The joint use of accurate near- and mid-infrared photometry from the 2MASS and WISE catalogues has allowed the variations of the extinction law and the dust grain size distribution in high Galactic latitudes (|b| > 50°) at distances up to 3 kpc from the Galactic midplane to be analyzed. The modified method of extrapolation of the extinction law applied to clump giants has turned out to be efficient for separating the spatial variations of the sample composition, metallicity, reddening, and properties of the medium. The detected spatial variations of the coefficientsE(H − W1)/E(H − Ks), E(H − W2)/E(H − Ks), and E(H − W3)/E(H − Ks) are similar for all high latitudes and depend only on the distance from the Galactic midplane. The ratio of short-wavelength extinction to long-wavelength one everywhere outside the Galactic disk has been found to be smaller than that in the disk and, accordingly, the mean dust grain size is larger, while the grain size distribution in the range 0.5–11 µm is shifted toward coarse dust. Specifically, the mean grain size initially increases sharply with distance from the Galactic midplane, then decreases gradually, approaching a value typical of the disk at |Z| ≈ 2.4 kpc, and, further out, stabilizes or may increase again.
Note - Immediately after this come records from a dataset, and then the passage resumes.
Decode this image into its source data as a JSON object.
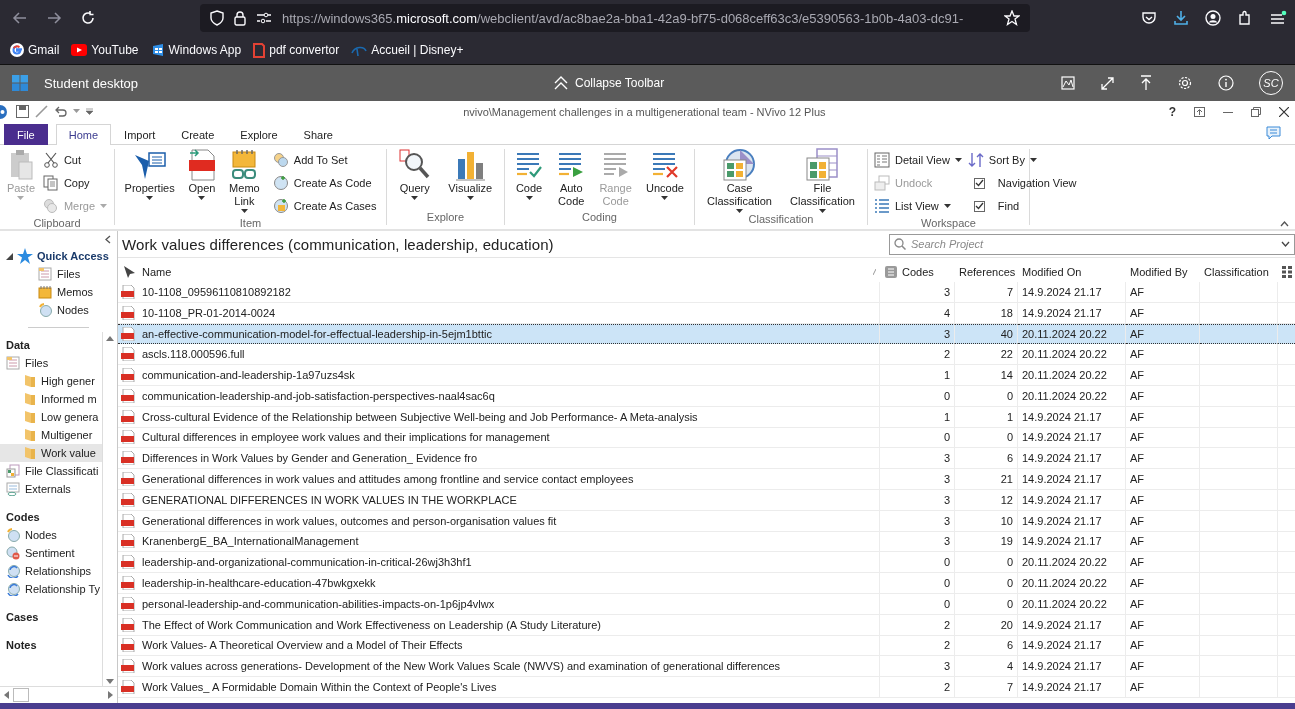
{
  "browser": {
    "url": "https://windows365.**microsoft.com**/webclient/avd/ac8bae2a-bba1-42a9-bf75-d068ceff63c3/e5390563-1b0b-4a03-dc91-",
    "bookmarks": [
      {
        "label": "Gmail",
        "kind": "google"
      },
      {
        "label": "YouTube",
        "kind": "video"
      },
      {
        "label": "Windows App",
        "kind": "windows"
      },
      {
        "label": "pdf convertor",
        "kind": "pdf"
      },
      {
        "label": "Accueil | Disney+",
        "kind": "stream"
      }
    ]
  },
  "remote": {
    "title": "Student desktop",
    "collapse": "Collapse Toolbar",
    "avatar": "SC"
  },
  "app": {
    "title": "nvivo\\Management challenges in a multigenerational team - NVivo 12 Plus",
    "help": "?"
  },
  "ribbon": {
    "tabs": [
      {
        "label": "File",
        "kind": "file",
        "selected": false
      },
      {
        "label": "Home",
        "kind": "tab",
        "selected": true
      },
      {
        "label": "Import",
        "kind": "tab",
        "selected": false
      },
      {
        "label": "Create",
        "kind": "tab",
        "selected": false
      },
      {
        "label": "Explore",
        "kind": "tab",
        "selected": false
      },
      {
        "label": "Share",
        "kind": "tab",
        "selected": false
      }
    ],
    "groups": [
      {
        "label": "Clipboard",
        "items": [
          {
            "kind": "large",
            "label": "Paste",
            "disabled": true,
            "dropdown": true
          },
          {
            "kind": "stack",
            "items": [
              {
                "kind": "small",
                "label": "Cut",
                "disabled": false,
                "dropdown": false
              },
              {
                "kind": "small",
                "label": "Copy",
                "disabled": false,
                "dropdown": false
              },
              {
                "kind": "small",
                "label": "Merge",
                "disabled": true,
                "dropdown": true
              }
            ]
          }
        ]
      },
      {
        "label": "Item",
        "items": [
          {
            "kind": "large",
            "label": "Properties",
            "disabled": false,
            "dropdown": true
          },
          {
            "kind": "large",
            "label": "Open",
            "disabled": false,
            "dropdown": true
          },
          {
            "kind": "large",
            "label": "Memo Link",
            "disabled": false,
            "dropdown": true
          },
          {
            "kind": "stack",
            "items": [
              {
                "kind": "small",
                "label": "Add To Set",
                "disabled": false,
                "dropdown": false
              },
              {
                "kind": "small",
                "label": "Create As Code",
                "disabled": false,
                "dropdown": false
              },
              {
                "kind": "small",
                "label": "Create As Cases",
                "disabled": false,
                "dropdown": false
              }
            ]
          }
        ]
      },
      {
        "label": "Explore",
        "items": [
          {
            "kind": "large",
            "label": "Query",
            "disabled": false,
            "dropdown": true
          },
          {
            "kind": "large",
            "label": "Visualize",
            "disabled": false,
            "dropdown": true
          }
        ]
      },
      {
        "label": "Coding",
        "items": [
          {
            "kind": "large",
            "label": "Code",
            "disabled": false,
            "dropdown": true
          },
          {
            "kind": "large",
            "label": "Auto Code",
            "disabled": false,
            "dropdown": false
          },
          {
            "kind": "large",
            "label": "Range Code",
            "disabled": true,
            "dropdown": false
          },
          {
            "kind": "large",
            "label": "Uncode",
            "disabled": false,
            "dropdown": true
          }
        ]
      },
      {
        "label": "Classification",
        "items": [
          {
            "kind": "large",
            "label": "Case Classification",
            "disabled": false,
            "dropdown": true
          },
          {
            "kind": "large",
            "label": "File Classification",
            "disabled": false,
            "dropdown": true
          }
        ]
      },
      {
        "label": "Workspace",
        "items": [
          {
            "kind": "stack",
            "items": [
              {
                "kind": "small",
                "label": "Detail View",
                "disabled": false,
                "dropdown": true
              },
              {
                "kind": "small",
                "label": "Undock",
                "disabled": true,
                "dropdown": false
              },
              {
                "kind": "small",
                "label": "List View",
                "disabled": false,
                "dropdown": true
              }
            ]
          },
          {
            "kind": "stack",
            "items": [
              {
                "kind": "small",
                "label": "Sort By",
                "disabled": false,
                "dropdown": true
              },
              {
                "kind": "check",
                "label": "Navigation View",
                "checked": true
              },
              {
                "kind": "check",
                "label": "Find",
                "checked": true
              }
            ]
          }
        ]
      }
    ]
  },
  "nav": {
    "quick_access": {
      "label": "Quick Access",
      "expanded": true,
      "children": [
        {
          "label": "Files",
          "kind": "files",
          "selected": false
        },
        {
          "label": "Memos",
          "kind": "memos",
          "selected": false
        },
        {
          "label": "Nodes",
          "kind": "nodes",
          "selected": false
        }
      ]
    },
    "sections": [
      {
        "heading": "Data",
        "items": [
          {
            "label": "Files",
            "kind": "files",
            "selected": false,
            "children": [
              {
                "label": "High gener",
                "kind": "folder",
                "selected": false
              },
              {
                "label": "Informed m",
                "kind": "folder",
                "selected": false
              },
              {
                "label": "Low genera",
                "kind": "folder",
                "selected": false
              },
              {
                "label": "Multigener",
                "kind": "folder",
                "selected": false
              },
              {
                "label": "Work value",
                "kind": "folder",
                "selected": true
              }
            ]
          },
          {
            "label": "File Classificati",
            "kind": "classification",
            "selected": false
          },
          {
            "label": "Externals",
            "kind": "externals",
            "selected": false
          }
        ]
      },
      {
        "heading": "Codes",
        "items": [
          {
            "label": "Nodes",
            "kind": "nodes",
            "selected": false
          },
          {
            "label": "Sentiment",
            "kind": "sentiment",
            "selected": false
          },
          {
            "label": "Relationships",
            "kind": "relationships",
            "selected": false
          },
          {
            "label": "Relationship Ty",
            "kind": "relationships",
            "selected": false
          }
        ]
      },
      {
        "heading": "Cases"
      },
      {
        "heading": "Notes"
      }
    ]
  },
  "list": {
    "title": "Work values differences (communication, leadership, education)",
    "search_placeholder": "Search Project",
    "columns": [
      "Name",
      "Codes",
      "References",
      "Modified On",
      "Modified By",
      "Classification"
    ],
    "rows": [
      {
        "name": "10-1108_09596110810892182",
        "codes": "3",
        "references": "7",
        "modified_on": "14.9.2024 21.17",
        "modified_by": "AF",
        "selected": false
      },
      {
        "name": "10-1108_PR-01-2014-0024",
        "codes": "4",
        "references": "18",
        "modified_on": "14.9.2024 21.17",
        "modified_by": "AF",
        "selected": false
      },
      {
        "name": "an-effective-communication-model-for-effectual-leadership-in-5ejm1bttic",
        "codes": "3",
        "references": "40",
        "modified_on": "20.11.2024 20.22",
        "modified_by": "AF",
        "selected": true
      },
      {
        "name": "ascls.118.000596.full",
        "codes": "2",
        "references": "22",
        "modified_on": "20.11.2024 20.22",
        "modified_by": "AF",
        "selected": false
      },
      {
        "name": "communication-and-leadership-1a97uzs4sk",
        "codes": "1",
        "references": "14",
        "modified_on": "20.11.2024 20.22",
        "modified_by": "AF",
        "selected": false
      },
      {
        "name": "communication-leadership-and-job-satisfaction-perspectives-naal4sac6q",
        "codes": "0",
        "references": "0",
        "modified_on": "20.11.2024 20.22",
        "modified_by": "AF",
        "selected": false
      },
      {
        "name": "Cross-cultural Evidence of the Relationship between Subjective Well-being and Job Performance- A Meta-analysis",
        "codes": "1",
        "references": "1",
        "modified_on": "14.9.2024 21.17",
        "modified_by": "AF",
        "selected": false
      },
      {
        "name": "Cultural differences in employee work values and their implications for management",
        "codes": "0",
        "references": "0",
        "modified_on": "14.9.2024 21.17",
        "modified_by": "AF",
        "selected": false
      },
      {
        "name": "Differences in Work Values by Gender and Generation_ Evidence fro",
        "codes": "3",
        "references": "6",
        "modified_on": "14.9.2024 21.17",
        "modified_by": "AF",
        "selected": false
      },
      {
        "name": "Generational differences in work values and attitudes among frontline and service contact employees",
        "codes": "3",
        "references": "21",
        "modified_on": "14.9.2024 21.17",
        "modified_by": "AF",
        "selected": false
      },
      {
        "name": "GENERATIONAL DIFFERENCES IN WORK VALUES IN THE WORKPLACE",
        "codes": "3",
        "references": "12",
        "modified_on": "14.9.2024 21.17",
        "modified_by": "AF",
        "selected": false
      },
      {
        "name": "Generational differences in work values, outcomes and person-organisation values fit",
        "codes": "3",
        "references": "10",
        "modified_on": "14.9.2024 21.17",
        "modified_by": "AF",
        "selected": false
      },
      {
        "name": "KranenbergE_BA_InternationalManagement",
        "codes": "3",
        "references": "19",
        "modified_on": "14.9.2024 21.17",
        "modified_by": "AF",
        "selected": false
      },
      {
        "name": "leadership-and-organizational-communication-in-critical-26wj3h3hf1",
        "codes": "0",
        "references": "0",
        "modified_on": "20.11.2024 20.22",
        "modified_by": "AF",
        "selected": false
      },
      {
        "name": "leadership-in-healthcare-education-47bwkgxekk",
        "codes": "0",
        "references": "0",
        "modified_on": "20.11.2024 20.22",
        "modified_by": "AF",
        "selected": false
      },
      {
        "name": "personal-leadership-and-communication-abilities-impacts-on-1p6jp4vlwx",
        "codes": "0",
        "references": "0",
        "modified_on": "20.11.2024 20.22",
        "modified_by": "AF",
        "selected": false
      },
      {
        "name": "The Effect of Work Communication and Work Effectiveness on Leadership (A Study Literature)",
        "codes": "2",
        "references": "20",
        "modified_on": "14.9.2024 21.17",
        "modified_by": "AF",
        "selected": false
      },
      {
        "name": "Work Values- A Theoretical Overview and a Model of Their Effects",
        "codes": "2",
        "references": "6",
        "modified_on": "14.9.2024 21.17",
        "modified_by": "AF",
        "selected": false
      },
      {
        "name": "Work values across generations- Development of the New Work Values Scale (NWVS) and examination of generational differences",
        "codes": "3",
        "references": "4",
        "modified_on": "14.9.2024 21.17",
        "modified_by": "AF",
        "selected": false
      },
      {
        "name": "Work Values_ A Formidable Domain Within the Context of People's Lives",
        "codes": "2",
        "references": "7",
        "modified_on": "14.9.2024 21.17",
        "modified_by": "AF",
        "selected": false
      }
    ]
  }
}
The coefficients under consideration change with coordinate Z with a period of about 1312 ± 40 pc, coinciding every 656 ± 20 pc to the south and the north and showing a significant anticorrelation between their values in the southern and northern hemispheres at intermediate Z. Thus, there exists a unified large-scale periodic structure of the interstellar medium at high latitudes within at least 5 kpc. The same periodic variations have also been found for the extinction coefficient R V within 600 pc of the Galactic midplane through the reduction of different photometric data for stars of different classes.